特に、年次大会は部門にしばられず一堂に会する機会であり、参加される方々には得られる情報は大変充実したものになると思います。今年度は、秋田で行われますが、例年と異なり部門融合のオーガナイズドセッションを拡大することや、学生の発表はポスターセッションに集約することで横断性と融合性が強化されています。機械学会の魅力を堪能するためにも、自分の専門分野だけではなく、少し広く見渡して参加することが出来る仕組みになっております。また、この年次大会では私ども広報情報理事が担当する企画として、「未来へのブレークスルー −機械工学が支える日本の技術−」を準備しています。この企画では、2018年度学会賞(技術)受賞社の担当の方に、受賞技術や開発の背景を講演してもらいます。具体的には、受賞PR動画の紹介や研究開発のインパクト、開発における苦労や問題解決のお話、また機械工学の魅力や重要性をお話ししてもらう予定です。学生等の参加者に最新技術の魅力や産業界における機械技術者の役割を学んでもらえる機会になることを狙っていますが、一般の方々が見ても大変面白いものであると予想されます。そのほか様々な特別企画等が用意されていますし、学会誌でも毎回秋田の特集がされており、皆様と秋田の年次大会で共に学べることを期待しております。さらに、多くの先生が発表よりも何よりも大事であるという、交流会や懇親会も沢山あります。参加者のネットワーク形成の一助になると確信しています。
さて、さらなる機械学会の魅力向上を考えますと会員へのサービスの充実が挙げられます。昨年度講習会のライブ配信について流体工学部門の方達に試験を実施していただき、概ね良好であることが確認でき、今年度から皆様に利用していただけるようになっていきます。先日この件が全体理事会で紹介されましたが、中国四国支部ではすでにそのような取り組みは進んでいるとのことでした。やはり必要に迫られそのような取り組みが進んでいくのだなと実感いたしました。このようなライブ配信を利用した講習会では、各開催地に集まられる方だけに留まらず、広く地方の方でも同時に受講の機会が得られるようになります。また特別員の皆様にも会社単位などで講習会を勉強に利用していただけると良いのではないかなとも考えております。

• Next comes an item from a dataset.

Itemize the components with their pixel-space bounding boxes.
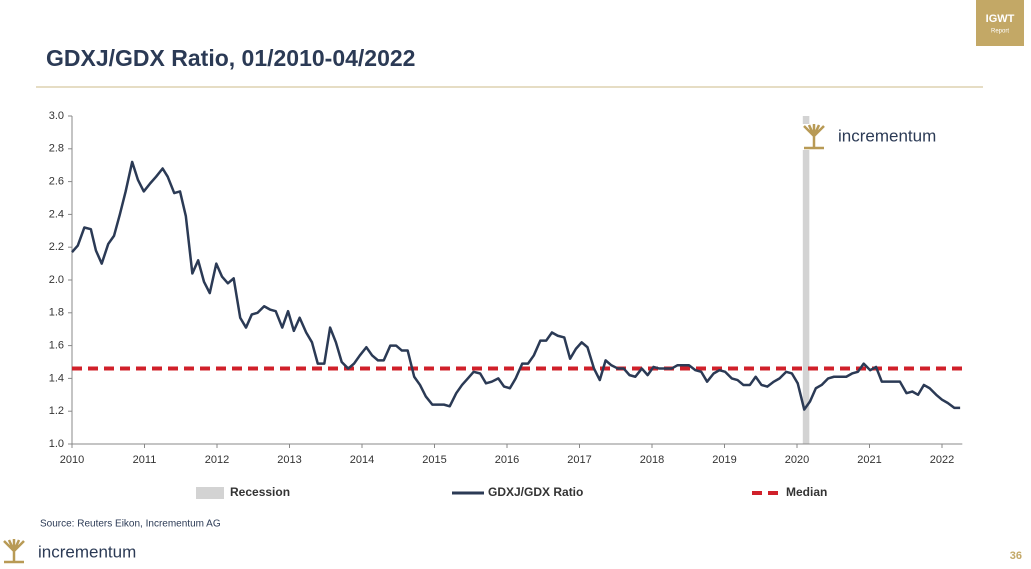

2018年度は広報情報担当理事としてメカジョ未来フォーラムの担当をさせてもらいました。現在、【PRIZE とっちゃいました】のページにて女性未来賞の方々のインタビューの様子を配信しています。彼女たちの言葉に私も身の引き締まる思いになり、受賞者の方々の今後の活躍を感じられるものとなっております。是非皆様もご覧ください。また前述の2018年度の各種学会賞の動画も現在依頼をしておりまして、随時更新し配信していくことを考えています。余談になりますが、【PRIZE とっちゃいました】の「とっちゃいました」は「賞を取った」と、私達がその様子を「撮った」という意味からつけました。広報情報理事会でこのタイトルを決める時にふざけすぎかなとなったところ、森下会長から「PRIZE」を付ければとの助言を受け、このようなタイトルに落ち着きました。
などなど、私の考える機械学会の魅力やサービス向上のための施策などについて広報情報理事の業務に絡めてお話しさせていただきました。魅力を感じるためにはまずは参加していただくことが大事かと思います。発表でも聴講でも是非積極的にご参加いただければと存じます。これからも機械学会の魅力向上やその発信、サービス向上に努めてまいります。(談話というタイトルだったのですが、挨拶っぽくなってしまいました・・・。)